C’est ce qu’explique le législateur en affirmant ce qui suit dans l’exposé des motifs : « l’Etat congolais garantit aux titulaires des droits miniers l’existence d’un bon climat d’investissement se traduisant par l’engagement exprès pris par lui quant au respect des droits accordés en vertu du nouveau code et l’accomplissement de ses devoirs qui en résultent »[7].
Plusieurs auteurs, à l’instar de MUKENDI WA FWANA Emery, s’accordent que la garantie légale de stabilité constitue pour les promoteurs des projets miniers, le gage de stabilité des prévisions d’investissement sur une période donnée, par rapport à l’évolution de la législation et à la réglementation qui peut affecter leurs activités minières.
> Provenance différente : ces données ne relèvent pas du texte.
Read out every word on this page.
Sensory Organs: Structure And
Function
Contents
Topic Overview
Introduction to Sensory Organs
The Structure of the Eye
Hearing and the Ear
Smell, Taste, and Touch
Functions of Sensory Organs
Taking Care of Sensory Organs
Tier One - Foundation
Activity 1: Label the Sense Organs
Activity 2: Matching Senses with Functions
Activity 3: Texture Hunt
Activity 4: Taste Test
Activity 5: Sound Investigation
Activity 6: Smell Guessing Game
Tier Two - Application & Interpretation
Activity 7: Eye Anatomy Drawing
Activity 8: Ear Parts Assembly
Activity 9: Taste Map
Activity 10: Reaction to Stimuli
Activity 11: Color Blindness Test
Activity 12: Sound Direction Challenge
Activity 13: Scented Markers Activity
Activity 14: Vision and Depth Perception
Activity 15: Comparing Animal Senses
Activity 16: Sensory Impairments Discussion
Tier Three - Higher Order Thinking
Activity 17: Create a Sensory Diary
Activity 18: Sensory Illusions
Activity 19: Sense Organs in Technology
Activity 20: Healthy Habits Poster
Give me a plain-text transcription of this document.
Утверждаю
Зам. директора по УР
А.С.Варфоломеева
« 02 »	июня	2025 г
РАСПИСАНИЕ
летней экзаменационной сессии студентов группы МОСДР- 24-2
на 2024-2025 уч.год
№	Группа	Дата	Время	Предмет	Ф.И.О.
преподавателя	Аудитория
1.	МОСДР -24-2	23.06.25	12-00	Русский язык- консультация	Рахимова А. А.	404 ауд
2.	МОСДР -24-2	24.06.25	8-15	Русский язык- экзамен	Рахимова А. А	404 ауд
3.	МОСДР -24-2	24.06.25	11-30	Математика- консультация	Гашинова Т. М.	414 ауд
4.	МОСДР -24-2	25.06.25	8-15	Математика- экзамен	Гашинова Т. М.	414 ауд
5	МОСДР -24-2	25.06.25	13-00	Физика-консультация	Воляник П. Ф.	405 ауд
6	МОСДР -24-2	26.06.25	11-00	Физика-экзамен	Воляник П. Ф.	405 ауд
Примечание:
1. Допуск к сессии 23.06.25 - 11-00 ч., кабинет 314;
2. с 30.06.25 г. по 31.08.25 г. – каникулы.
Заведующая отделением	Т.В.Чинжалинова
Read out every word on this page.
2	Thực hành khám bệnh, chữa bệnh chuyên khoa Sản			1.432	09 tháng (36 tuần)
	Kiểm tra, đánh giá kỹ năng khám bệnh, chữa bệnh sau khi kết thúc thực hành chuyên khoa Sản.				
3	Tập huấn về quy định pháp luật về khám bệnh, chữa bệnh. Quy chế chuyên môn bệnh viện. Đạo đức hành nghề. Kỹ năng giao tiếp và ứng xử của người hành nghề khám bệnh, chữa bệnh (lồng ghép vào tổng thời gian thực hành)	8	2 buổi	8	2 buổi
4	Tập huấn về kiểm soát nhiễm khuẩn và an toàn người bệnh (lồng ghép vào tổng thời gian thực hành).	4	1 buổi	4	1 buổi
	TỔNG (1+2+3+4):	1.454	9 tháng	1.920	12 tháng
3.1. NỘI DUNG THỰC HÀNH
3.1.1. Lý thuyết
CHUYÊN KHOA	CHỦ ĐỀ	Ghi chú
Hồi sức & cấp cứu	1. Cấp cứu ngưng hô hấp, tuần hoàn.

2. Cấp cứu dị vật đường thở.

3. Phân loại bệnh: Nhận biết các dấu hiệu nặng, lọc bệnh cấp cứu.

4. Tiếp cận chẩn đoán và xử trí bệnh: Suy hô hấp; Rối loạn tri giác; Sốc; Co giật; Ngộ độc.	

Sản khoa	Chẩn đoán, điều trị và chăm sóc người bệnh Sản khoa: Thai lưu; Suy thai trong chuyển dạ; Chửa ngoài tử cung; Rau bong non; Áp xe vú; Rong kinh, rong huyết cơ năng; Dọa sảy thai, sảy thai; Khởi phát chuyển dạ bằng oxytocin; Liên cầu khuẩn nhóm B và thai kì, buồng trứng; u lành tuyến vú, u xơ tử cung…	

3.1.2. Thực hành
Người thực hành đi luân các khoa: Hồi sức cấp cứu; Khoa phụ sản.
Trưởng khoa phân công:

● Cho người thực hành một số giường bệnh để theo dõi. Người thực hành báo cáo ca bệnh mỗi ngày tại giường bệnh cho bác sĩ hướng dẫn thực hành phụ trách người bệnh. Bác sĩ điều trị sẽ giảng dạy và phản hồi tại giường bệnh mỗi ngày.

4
C’est donc en vertu de cette garantie, dit-il, que les promoteurs des projets miniers ont, en toute confiance, établi leurs prévisions d’investissement sur une période donnée dans différents projets miniers. Ils ont, à cet effet, conçu leurs projets en cours suivant un arsenal juridique et financier tenant compte des dispositions légales en vigueur au moment de leur prise de décision d’investir et de réaliser des activités en République Démocratique du Congo[8].
La doctrine étant toujours partagée, un autre courant négativiste auquel appartient KALUNGA TSHIKALA pense que la garantie légale de stabilité est anti souverainiste en ce qu’elle rend impossible, si pas inutile, toute modification du code minier[9].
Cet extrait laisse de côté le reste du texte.